Hoje, o colecionador alimenta um site e a página do Facebook "Isto é forró" com peças e informações de seu museu privado. Também presta consultorias sobre o ídolo. Além do filme de Breno Silveira, ele colaborou com o Museu Cais do Sertão, em Recife, e com o samba-enredo "O Dia em que Toda a Realeza Desembarcou na Avenida para Coroar o Rei Luiz do Sertão", da escola de Samba Unidos da Tijuca, campeã do carnaval carioca de 2012.

Agora, Paulo Vanderley Tomaz da Silva acaba de lançar seu próprio trabalho sobre o ídolo. "A ideia de escrever um livro vinha 'azucrinando' meu juízo faz tempo. Até que um dia, eu estava deitado em uma rede quando me deu um estalo: vou colocar o próprio Seu Luiz pra contar a história dele." Paulo mergulhou no arquivo e recuperou entrevistas que Gonzaga deu em vida para rádios e TVs. "Transcrevi tudo e comecei a montar de forma cronológica", conta.

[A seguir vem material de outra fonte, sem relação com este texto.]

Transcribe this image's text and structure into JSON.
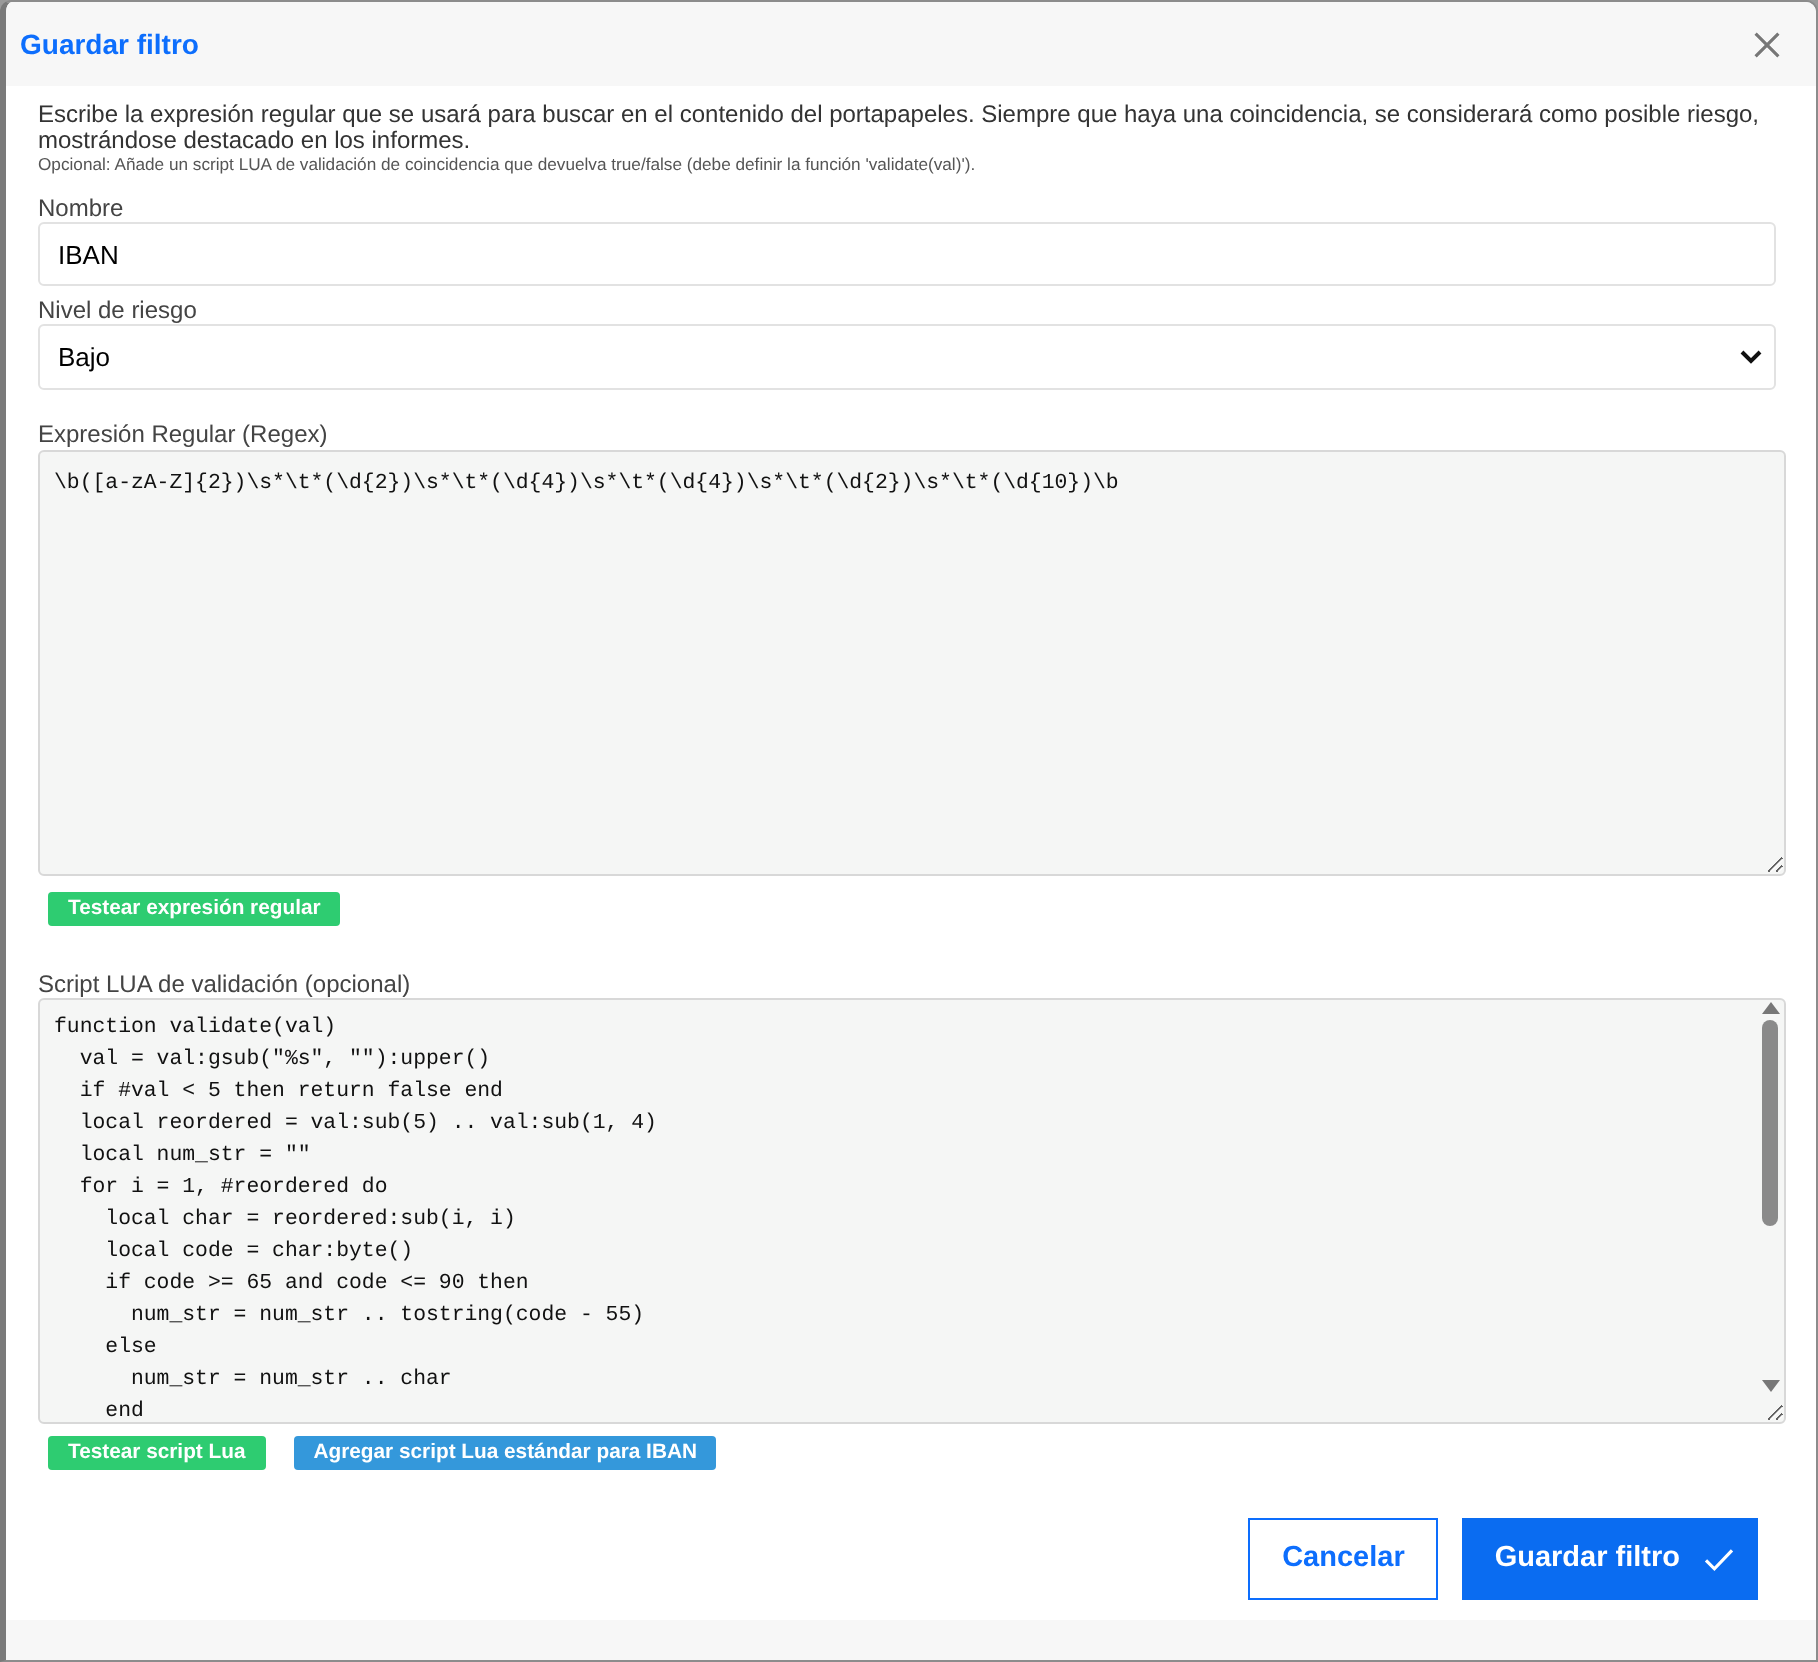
{
  "dialog": {
    "title": "Guardar filtro"
  },
  "intro": {
    "description": "Escribe la expresión regular que se usará para buscar en el contenido del portapapeles. Siempre que haya una coincidencia, se considerará como posible riesgo, mostrándose destacado en los informes.",
    "note": "Opcional: Añade un script LUA de validación de coincidencia que devuelva true/false (debe definir la función 'validate(val)')."
  },
  "fields": [
    {
      "kind": "text",
      "label": "Nombre",
      "value": "IBAN"
    },
    {
      "kind": "select",
      "label": "Nivel de riesgo",
      "value": "Bajo"
    },
    {
      "kind": "code",
      "label": "Expresión Regular (Regex)",
      "scrollable": false,
      "lines": [
        "\\b([a-zA-Z]{2})\\s*\\t*(\\d{2})\\s*\\t*(\\d{4})\\s*\\t*(\\d{4})\\s*\\t*(\\d{2})\\s*\\t*(\\d{10})\\b"
      ],
      "buttons": [
        {
          "label": "Testear expresión regular",
          "kind": "success"
        }
      ]
    },
    {
      "kind": "code",
      "label": "Script LUA de validación (opcional)",
      "scrollable": true,
      "lines": [
        "function validate(val)",
        "  val = val:gsub(\"%s\", \"\"):upper()",
        "  if #val < 5 then return false end",
        "  local reordered = val:sub(5) .. val:sub(1, 4)",
        "  local num_str = \"\"",
        "  for i = 1, #reordered do",
        "    local char = reordered:sub(i, i)",
        "    local code = char:byte()",
        "    if code >= 65 and code <= 90 then",
        "      num_str = num_str .. tostring(code - 55)",
        "    else",
        "      num_str = num_str .. char",
        "    end"
      ],
      "buttons": [
        {
          "label": "Testear script Lua",
          "kind": "success"
        },
        {
          "label": "Agregar script Lua estándar para IBAN",
          "kind": "info"
        }
      ]
    }
  ],
  "footer_buttons": [
    {
      "label": "Cancelar",
      "kind": "outline"
    },
    {
      "label": "Guardar filtro",
      "kind": "primary"
    }
  ]
}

Durante o projeto, recebeu ajuda até de Dominique Dreyfus, escritora francesa autora da biografia "Vida de Viajante: A Saga de Luiz Gonzaga", que disponibilizou para ele mais de 30 horas de áudio gravadas em dois meses de entrevistas com o sanfoneiro.

O resultado, "Luiz Gonzaga do Nascimento: 110 anos", reúne acontecimentos antigos com toques de tecnologia — para ouvir as memórias do artista, o leitor aciona os QR Codes impressos nas páginas. Fãs podem ouvir a própria voz de Gonzagão, além das músicas que marcaram as diferentes épocas de sua vida e depoimentos de artistas como Elba Ramalho, Lenine, Fagner, Bráulio Bessa e Tato do Falamansa.

"Estou com o coração feliz e grato de ver esta obra se concretizando", comemora o autor.